Available protein structures:
- PDB: IPR001275 PF00751 (ECOD; PDBsum)
- AlphaFold: IPR001275; PF00751;

= DM domain =

Protein family

In molecular biology the DM domain is a protein domain first discovered in the doublesex proteins of Drosophila melanogaster and is also seen in C. elegans and mammalian proteins. In D. melanogaster the doublesex gene controls somatic sexual differentiation by producing alternatively spliced mRNAs encoding related sex-specific polypeptides. These proteins are believed to function as transcription factors on downstream sex-determination genes, especially on neuroblast differentiation and yolk protein genes transcription.

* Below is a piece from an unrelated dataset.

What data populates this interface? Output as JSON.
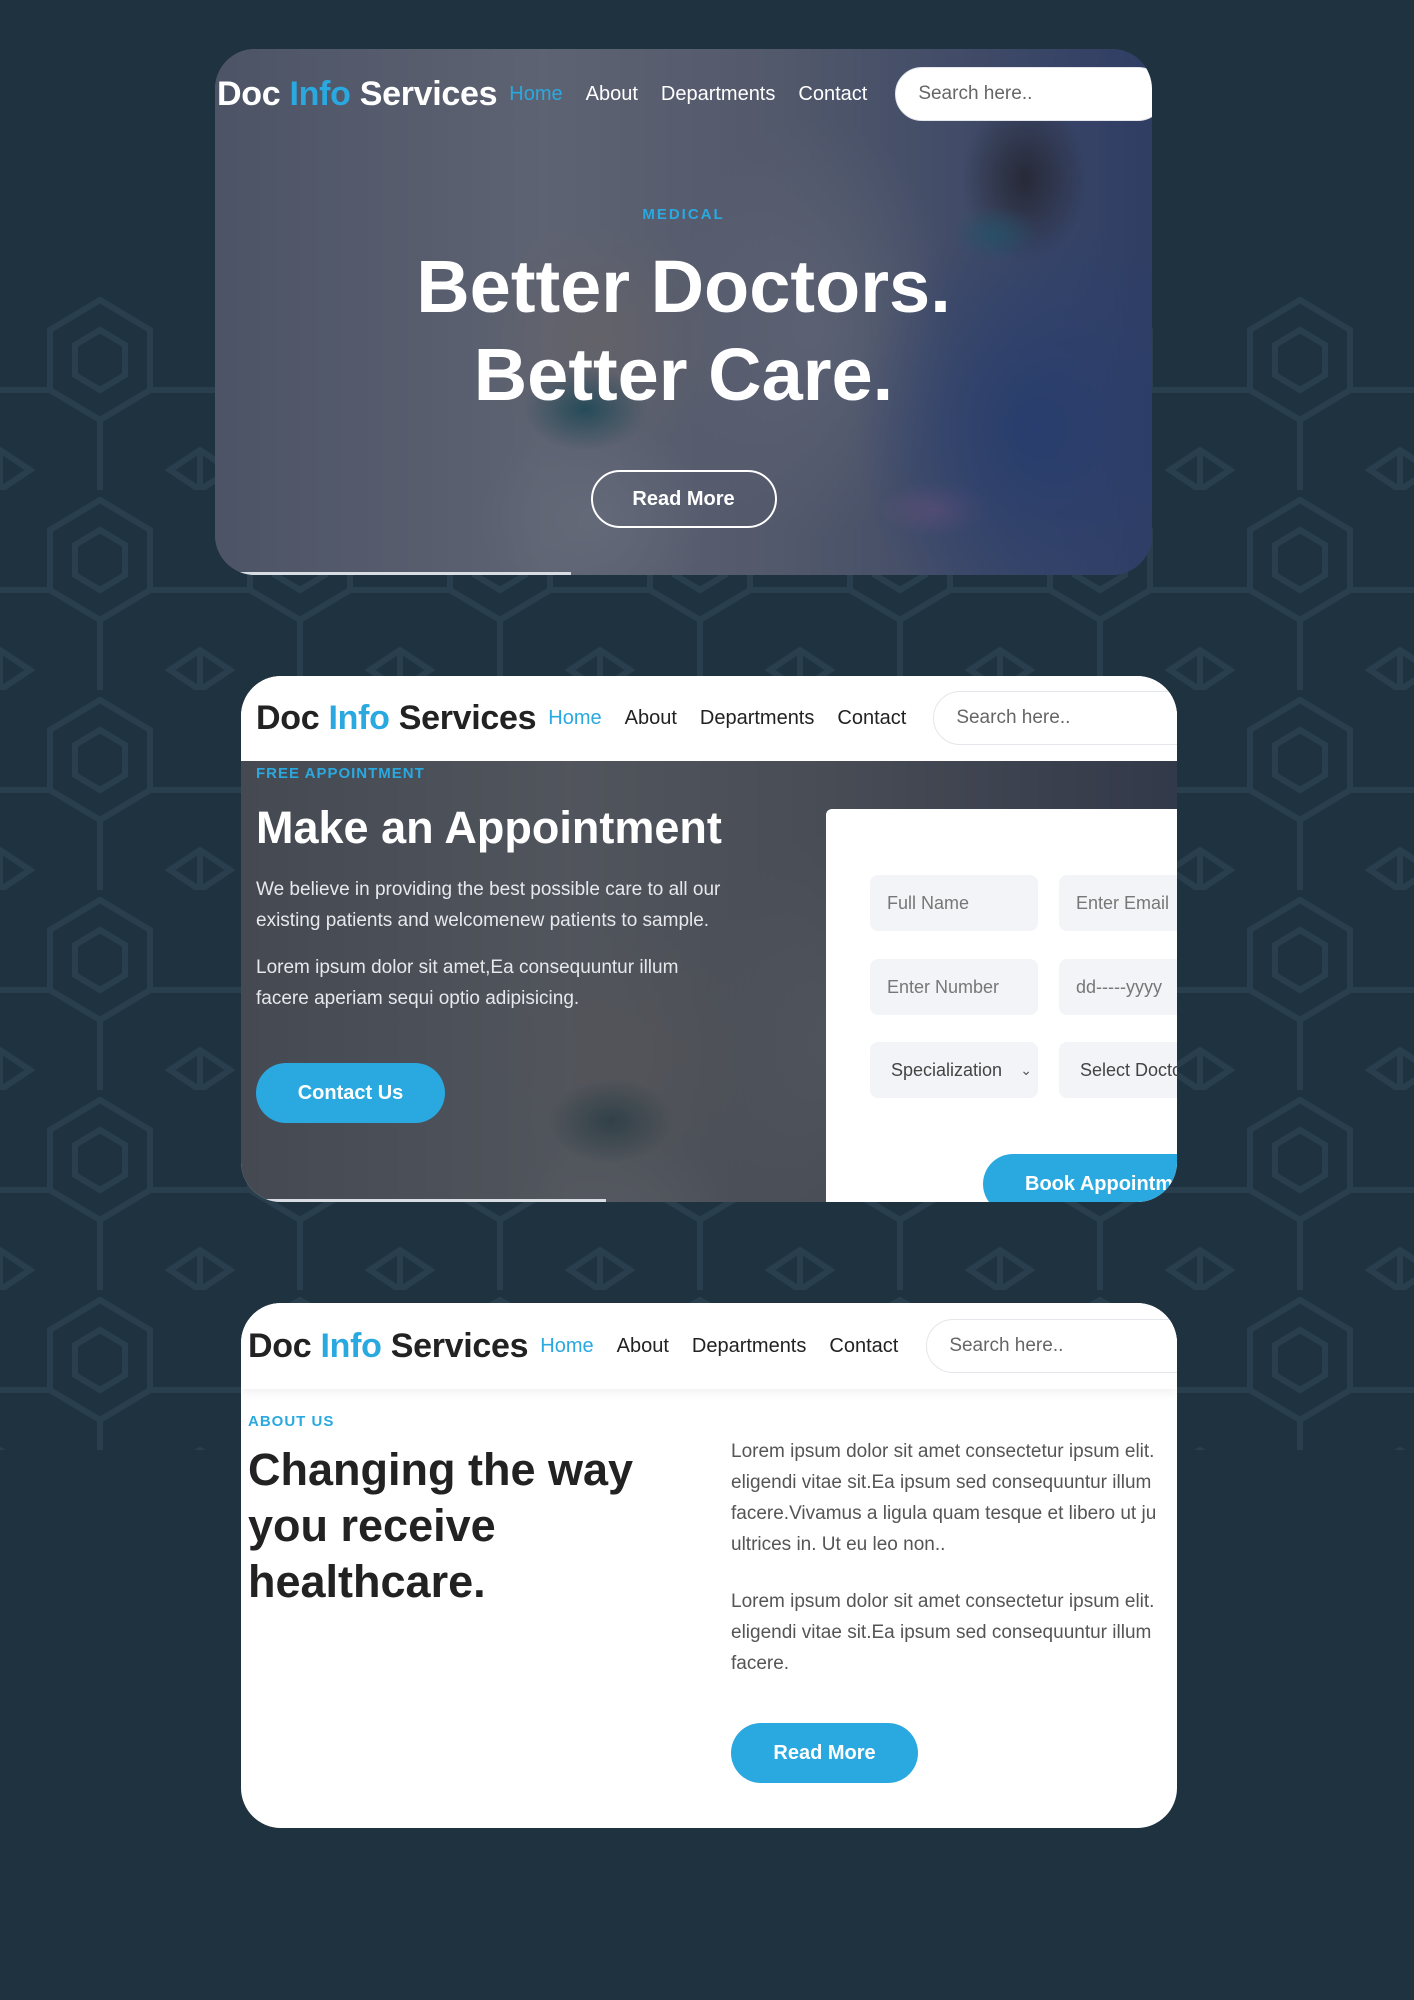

The DM domain binds DNA as a dimer, allowing the recognition of pseudopalindromic sequences . The NMR analysis of the DSX DM domain revealed a novel zinc module containing 'intertwined' CCHC and HCCC zinc-binding sites. The recognition of the DNA requires the carboxy-terminal basic tail which contacts the minor groove of the target sequence.

== Proteins with this domain ==
Proteins with the DM domain are found in many model organisms. Many C. elegans Mab proteins contain this domain, the best-known one being mab-3. Human proteins containing this domain include DMRT1, DMRT2, DMRT3, DMRTA1, DMRTA2, DMRTB1, and DMRTC2; each of these have a mouse homolog.

DMRT1 homologs have an additional common domain C-terminal to the DM domain. This domain is only found in bony vertebrates, and neither its structure nor function is unknown. Jpred predicts the human version of the section to be mostly coils; it also suggests a weak similarity to by BLAST.

DMRTA proteins have an additional motif in their C-termina. This motif, ubiquitous in eukaryotes, has an unknown function. It is similar in sequence to some ubiquitin-associated motifs.